Goal: CSUS Criminal Justice graduates should be able to write effectively.
Specific Objectives - CSUS Criminal Justice graduates should be able to de fine, explain, criticize, propose, recommend, review, analyze, synthesize, and evaluate.
Their writing should be characterized by:
a. well developed main idea
b. major points developed with multi-level elaboration
c. relevant generalizations
d. clear organizational plan that is suited to the topic
e. development of all parts of the composition with no digressions
f. use of vocabulary specific to the purpose of the paper
g. compliance with the conventions of grammar, punctuation, formatting, and spelling.
Process Assessment
The assessment process should also address how well the overall operation of the division fulfills the needs of students. Performance should be evaluated in the following areas:
1. Academic advising
2. Career advising
3. Curriculum
4. Course scheduling
5. Student support and incorporation into university community
Feedback, Incorporation and Reassessment
Assessment exists to allow organization to recognize the need for change and adaptation and to assist in planning and executing needed change and adaptation. The assessment and adaptation process should be an ongoing one that incorporates feedback loops. The division of criminal justice depends upon the Assessment and Academic Standards, Curriculum and Personnel Committees, coordinated by the division chair, to facilitate such change, but most changes require approval by the majority of the faculty members. In addition, some changes and adaptation perceived as desirable are not possible due to resource limits, university policies or labor agreements. Others can only be suggested to individual faculty, but not imposed due to the nature of faculty autonomy. The dispersed nature of the responsibility and authority combined with a lack of effective mechanisms for rewarding or sanctioning non-compliance imposes severe limits upon the capacity to assure implementation of any plan. The lack of any single external accrediting body and the presence of multiple disciplines within the division combine with the size of the faculty to impose real limits on the level of voluntary consensus on objectives and means among the faculty.
In spite of these structural limitations the division maintains an active program to examine and update our operations on an ongoing basis. Teaching cohorts meet annually and review all learning objectives, texts and course syllabi for the course cluster. Changes are recommended and referred to the Assessment and Academic Standards Committee, which approves any changes in learning objectives or other universal mandates. In addition, the Assessment and Academic Standards Committee has initiated periodic assessments using a variety of methods including focus groups and student surveys to assess division performance. The results will be used to recommendation changes in policy, procedures, future hiring, curriculum and student support services to the chair, appropriate committees and the division faculty where appropriate.
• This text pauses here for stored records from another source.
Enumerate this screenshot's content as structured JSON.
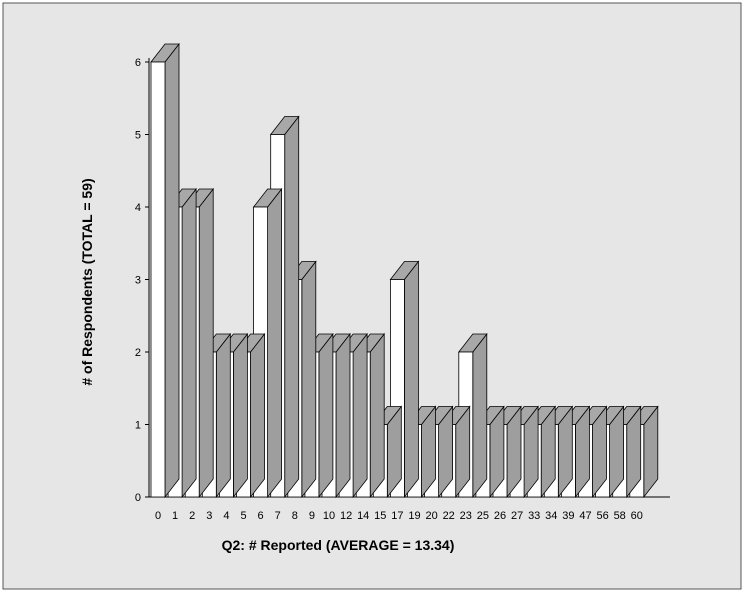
{
  "chart_data": {
    "type": "bar",
    "title": "",
    "xlabel": "Q2: # Reported (AVERAGE = 13.34)",
    "ylabel": "# of Respondents (TOTAL = 59)",
    "categories": [
      "0",
      "1",
      "2",
      "3",
      "4",
      "5",
      "6",
      "7",
      "8",
      "9",
      "10",
      "12",
      "14",
      "15",
      "17",
      "19",
      "20",
      "22",
      "23",
      "25",
      "26",
      "27",
      "33",
      "34",
      "39",
      "47",
      "56",
      "58",
      "60"
    ],
    "values": [
      6,
      4,
      4,
      2,
      2,
      2,
      4,
      5,
      3,
      2,
      2,
      2,
      2,
      1,
      3,
      1,
      1,
      1,
      2,
      1,
      1,
      1,
      1,
      1,
      1,
      1,
      1,
      1,
      1
    ],
    "ylim": [
      0,
      6
    ],
    "yticks": [
      "0",
      "1",
      "2",
      "3",
      "4",
      "5",
      "6"
    ],
    "grid": false,
    "style": "3d",
    "colors": {
      "background": "#e6e6e6",
      "bar_front": "#ffffff",
      "bar_side": "#9e9e9e",
      "bar_top": "#a8a8a8",
      "outline": "#000000",
      "frame": "#555555"
    }
  }
}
In addition, the division will begin administering pre-tests to students entering the major and post-tests to seniors in the capstone in the 04-05 academic year. The Assessment and Academic Standards Committee shall utilize the results from these examinations, including writing samples, to determine the level of student knowledge and skills and identify weaknesses in student performance. Based upon this information the Curriculum and Personnel committees may recommend specific remedies in curriculum content and/or future hiring to the division faculty.